Despite cool, damp weather in much of the country, hundreds of thousands of people are expected to participate in celebrations, including street parties, Sunday's flotilla and a Monday pop concert in front of Buckingham Palace featuring Elton John and Paul McCartney.
Jubilee events end Tuesday with a religious service at St. Paul's Cathedral, a carriage procession through the streets of London and the queen's appearance with her children, grandchildren and great-grandchildren on the palace balcony.
Prime Minister David Cameron — the 12th British leader of the queen's reign — paid tribute to the monarch's "extraordinary level of physical energy, mental energy, and above all devotion to her people, to the institutions of this country, to the way our democracy works."
Not everyone in Britain will be celebrating. The anti-monarchist group Republic plans a riverbank protest as the flotilla goes by on Sunday, followed by a pub night where royal refuseniks can drown their sorrows.
With pictures of the monarch splashed across newspaper front pages, the left-leaning Guardian provided a button on its website that removed all jubilee stories.
But many Britons embraced the jubilee spirit — a tribute to a monarch whose popularity cuts across all ages, social classes and political affiliations.
In a jubilee gift from Britain's politicians, lawmakers from the three main parties have backed a motion calling for the tower housing Big Ben — the beloved London bell that chimes the quarter hour — to be renamed in the queen's honour.
More than half of legislators have signed a letter asking parliamentary authorities to consider renaming the east tower of the Houses of Parliament the Elizabeth Tower. It's currently called the Clock Tower.
While many Britons used the long weekend to relax — and an estimated 2 million left the country on vacation — writers and religious leaders used the occasion to reflect on how Britain has changed over the queen's reign, from a war-scarred imperial power to a middle-sized power with oversized cultural clout.
Archbishop of Canterbury Rowan Williams, spiritual head of the Anglican Church, expressed a widely held view when he said Britain had been lucky to have Elizabeth as monarch throughout a period of rapid change.
"It seems to me that what her importance has been for most people in this country has been as a sign of stability, a sign of some kind of security," Williams said in a jubilee video message.
"And that wouldn't have happened had she not been so profoundly committed at every point, so intelligently committed to understanding the society she was in, working with the flow of the changes that have taken place. To have someone who has been a symbol, a sign of stability through all that period is really a rather exceptional gift."

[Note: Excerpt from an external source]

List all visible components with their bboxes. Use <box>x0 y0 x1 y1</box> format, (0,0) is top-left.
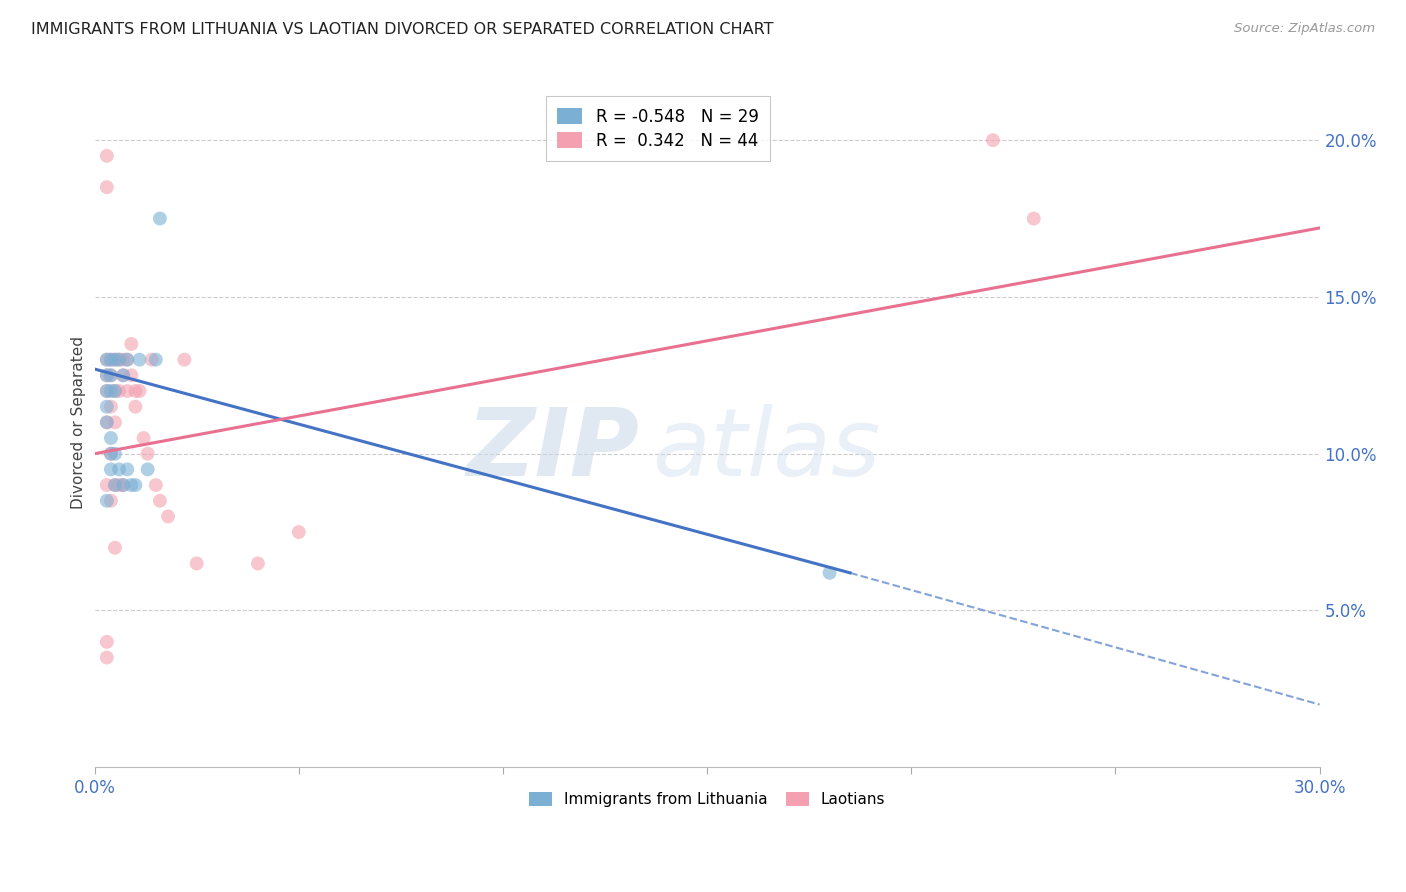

Some have speculated that as she ages the queen might abdicate in favour of her 63-year-old son, Prince Charles — or even her wildly popular grandson, Prince William.
Those who know her say that is unlikely.
"I think it's an absolutely absurd notion," former Prime Minister John Major told Sky News. "I have not a shadow of a doubt that given her health she will remain monarch for the rest of her life."